I got the news that one of my high school best friends died in a car accident after our last fall practice my freshman year. After only a few months of trying to find my footing and navigate life on a division 1 rowing team, my whole world collapsed.
Freshman year was supposed to be fun and carefree. A place where students learn how to balance their education and become champions in their sports all while navigating the never-ending social aspects of college. After receiving the news, I was unable to do any of the “normal” college activities. Everyday tasks soon became impossible. I could barely drag myself to class and eat breakfast let alone wake up at 4 am to go to practice with a cheerful, go-getter attitude.

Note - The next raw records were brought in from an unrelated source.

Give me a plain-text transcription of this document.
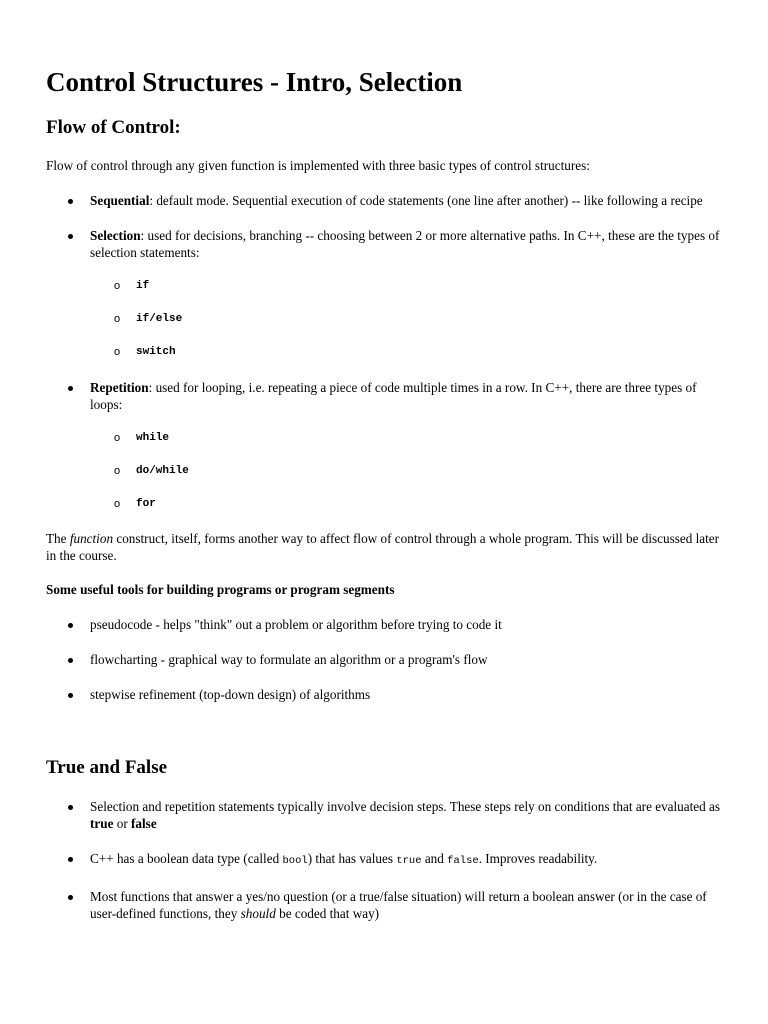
Control Structures - Intro, Selection
Flow of Control:

Flow of control through any given function is implemented with three basic types of control structures:

Sequential: default mode. Sequential execution of code statements (one line after another) -- like following a recipe
Selection: used for decisions, branching -- choosing between 2 or more alternative paths. In C++, these are the types of selection statements:
o if
o if/else
o switch
Repetition: used for looping, i.e. repeating a piece of code multiple times in a row. In C++, there are three types of loops:
o while
o do/while
o for

The function construct, itself, forms another way to affect flow of control through a whole program. This will be discussed later in the course.

Some useful tools for building programs or program segments

pseudocode - helps "think" out a problem or algorithm before trying to code it
flowcharting - graphical way to formulate an algorithm or a program's flow
stepwise refinement (top-down design) of algorithms
True and False
Selection and repetition statements typically involve decision steps. These steps rely on conditions that are evaluated as true or false
C++ has a boolean data type (called bool) that has values true and false. Improves readability.
Most functions that answer a yes/no question (or a true/false situation) will return a boolean answer (or in the case of user-defined functions, they should be coded that way)
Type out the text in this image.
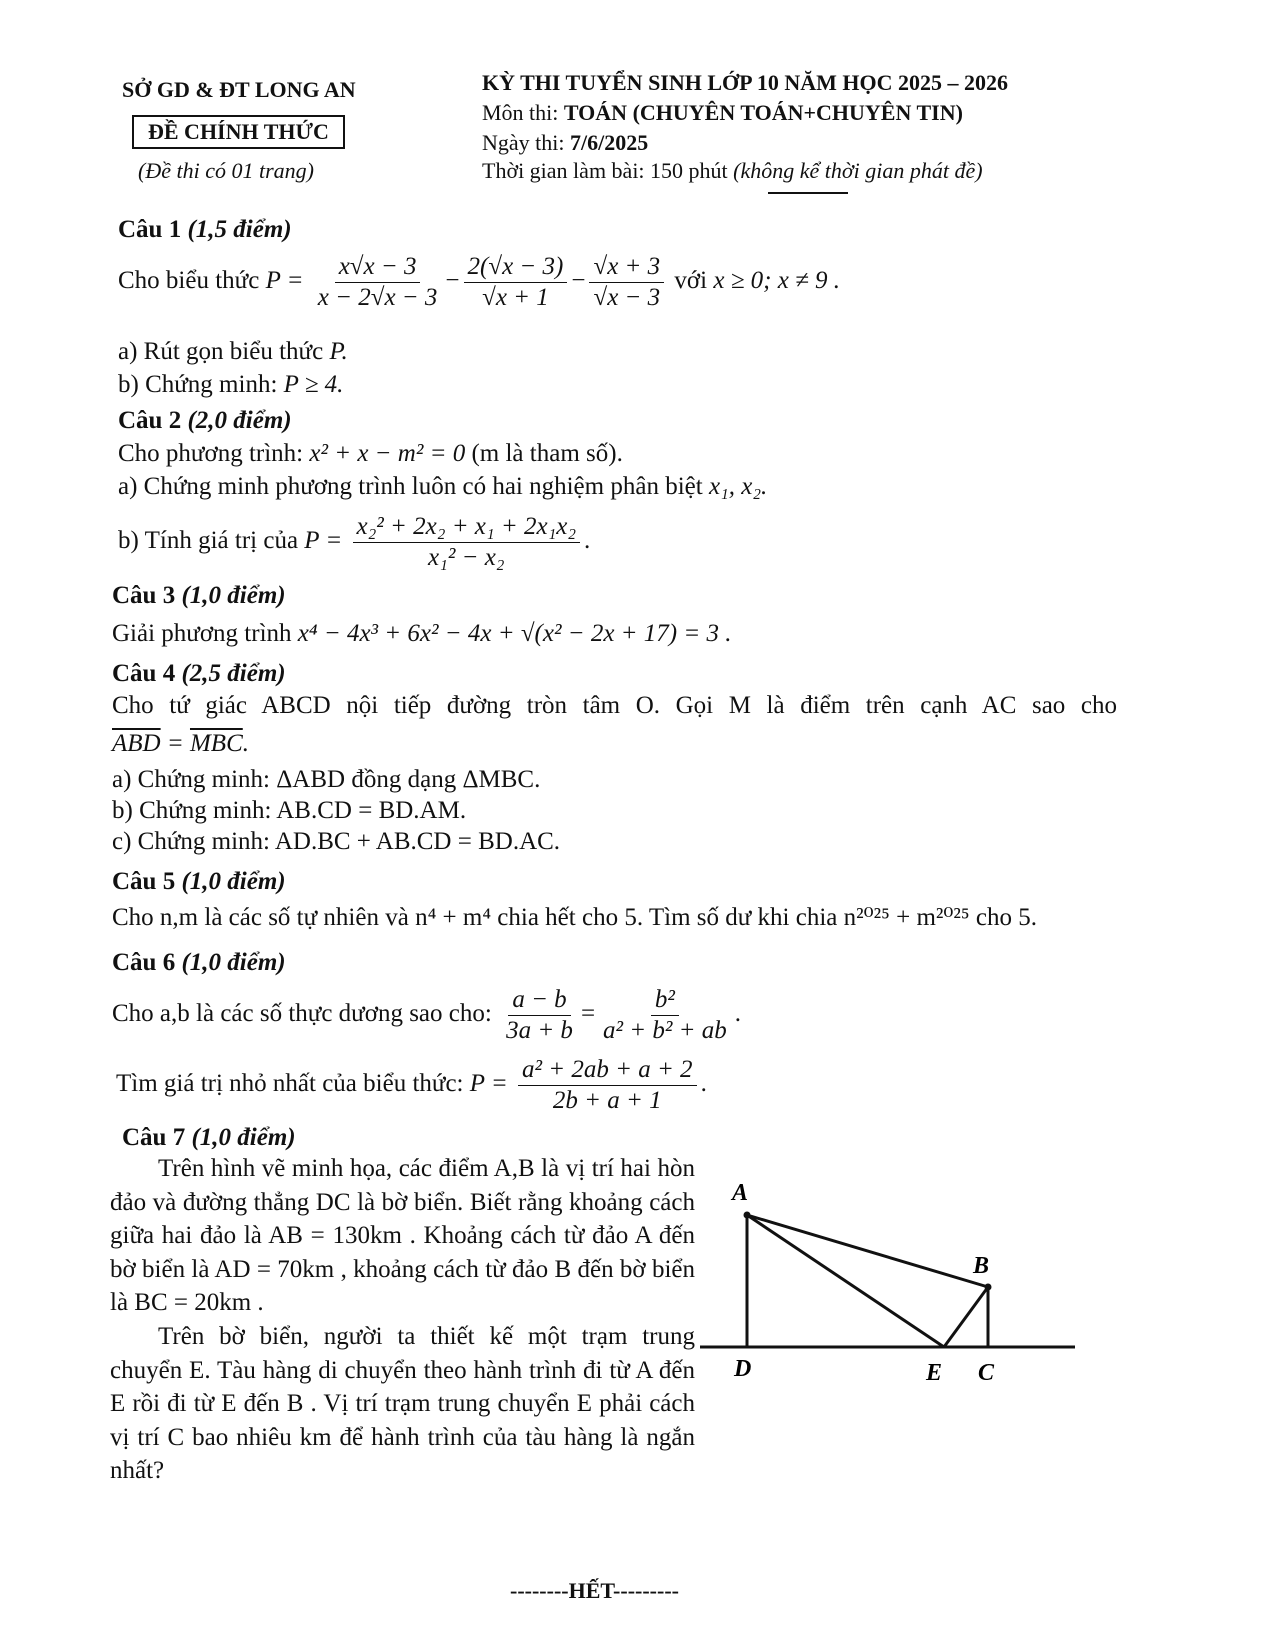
SỞ GD & ĐT LONG AN
ĐỀ CHÍNH THỨC
(Đề thi có 01 trang)
KỲ THI TUYỂN SINH LỚP 10 NĂM HỌC 2025 – 2026
Môn thi: TOÁN (CHUYÊN TOÁN+CHUYÊN TIN)
Ngày thi: 7/6/2025
Thời gian làm bài: 150 phút (không kể thời gian phát đề)
Câu 1 (1,5 điểm)
Cho biểu thức $P = \frac{x√x - 3}{x - 2√x - 3} - \frac{2(√x - 3)}{√x + 1} - \frac{√x + 3}{√x - 3}$ với x ≥ 0; x ≠ 9 .
a) Rút gọn biểu thức P.
b) Chứng minh: P ≥ 4.
Câu 2 (2,0 điểm)
Cho phương trình: x² + x − m² = 0 (m là tham số).
a) Chứng minh phương trình luôn có hai nghiệm phân biệt x₁, x₂.
b) Tính giá trị của $P = \frac{\text{x₂² + 2x₂ + x₁ + 2x₁x₂}}{\text{x₁² − x₂}}$ .
Câu 3 (1,0 điểm)
Giải phương trình x⁴ − 4x³ + 6x² − 4x + √(x² − 2x + 17) = 3 .
Câu 4 (2,5 điểm)
Cho tứ giác ABCD nội tiếp đường tròn tâm O. Gọi M là điểm trên cạnh AC sao cho
$\overline{ABD} = \overline{MBC}$.
a) Chứng minh: ΔABD đồng dạng ΔMBC.
b) Chứng minh: AB.CD = BD.AM.
c) Chứng minh: AD.BC + AB.CD = BD.AC.
Câu 5 (1,0 điểm)
Cho n,m là các số tự nhiên và n⁴ + m⁴ chia hết cho 5. Tìm số dư khi chia n²⁰²⁵ + m²⁰²⁵ cho 5.
Câu 6 (1,0 điểm)
Cho a,b là các số thực dương sao cho: $\frac{a - b}{3a + b} = \frac{\text{b²}}{\text{a² + b² + ab}}$ .
Tìm giá trị nhỏ nhất của biểu thức: $P = \frac{\text{a² + 2ab + a + 2}}{2b + a + 1}$ .
Câu 7 (1,0 điểm)
Trên hình vẽ minh họa, các điểm A,B là vị trí hai hòn đảo và đường thẳng DC là bờ biển. Biết rằng khoảng cách giữa hai đảo là AB = 130km . Khoảng cách từ đảo A đến bờ biển là AD = 70km , khoảng cách từ đảo B đến bờ biển là BC = 20km .
Trên bờ biển, người ta thiết kế một trạm trung chuyển E. Tàu hàng di chuyển theo hành trình đi từ A đến E rồi đi từ E đến B . Vị trí trạm trung chuyển E phải cách vị trí C bao nhiêu km để hành trình của tàu hàng là ngắn nhất?
A
B
D	E C
--------HẾT---------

The thing is, I’m a coxswain. I’m supposed to be the leader in the boat–the person who holds everything together. My role was to be the heartbeat, the rhythm that flows between rowers and gives meaning to each stroke. However, how was I supposed to keep eight girls together for an entire practice when it felt like I could barely keep my own heart beating? I had just lost one of my favorite people in the entire world and I couldn’t grasp how anything else was supposed to matter anymore.
Soon winter came around and although I had a whole team of coaches and friends who reached out to me, I had never felt so alone. I was so afraid of failure in my sport that I failed to even make an effort in taking care of myself.
I remember one time during an indoor training session, I was running when all of a sudden I couldn’t hold back tears and collapsed into my friend’s arms. I hadn’t gotten more than four hours of sleep a night for over a month and I was exhausted. The grief I so desperately tried to bury resurfaced every single night as I spiraled thinking about both my friend and how I was going to survive practice in a few hours.
Every athlete at some point in their life hears the same phrase: “leave your personal life outside of practice. Just get out there, do your job and forget about everything else.” Every day that winter I went to practice with puffy eyes and tried to put on a mask of happiness because I thought that's what was most important. My job was to be the motivator, to push the rowers towards the best versions of themselves. I thought I had to push aside my own feelings if I wanted to be respected as a coxswain. That in order to be the best, I had to let go of myself.
I started to hate it. I dreaded going to practice every morning because I didn’t want to let myself and my teammates down by performing poorly. I felt like my best efforts weren’t good enough anymore, and it seemed like I was losing all of my progress I worked so hard to earn during the fall season. Even though I tried so hard, it felt like I would never be successful because I wasn’t able to come to practice and “let it go.”
Grief isn’t something that anyone anticipates going through. Over the past year I’ve struggled with the fact that my 100% looks different every day. Some days, my grief feels like it did that first day, while other times I’m able to breathe just a little more. Most importantly, I’ve learned that it’s okay to take a step back to take care of myself.
When I first lost Danielle, everyone told me to keep going for her, to use every sad thought as motivation to live in her honor. At first, it seemed impossible. I hated the idea of using my dead friend as motivation just to get through another practice or race. All I wanted was for her to be here with me. But now, a year later, I try just a little more each day to keep going for her.
Since then, I’ve taken every race as an opportunity to make her and myself proud. I finished my freshman year racing at our conference championship and took third place in our event. I finally started loving rowing, and myself again.
Before every race, I write “for Danielle” on the back of my hand as a reminder that I have someone to fight for. The grief hasn’t gotten any easier, but I’m learning that I can still live a fulfilling life even through hard moments. At one point, I thought being the perfect coxswain was the key to success, but this past year has shown me that I have so much more to work towards. Taking time to heal from the injuries no one else can see is just as important as winning that gold medal.
Now, I try to make an effort to check in with my teammates because you truly never know what someone else is going through. Without my team’s support, I wouldn’t be where I am today and I hope every athlete who is struggling with grief finds the courage to speak up and keep fighting for their person. Even though every day is hard, I smile when I look down and see her name on the back of my hand because I know she’s proud, and I am too.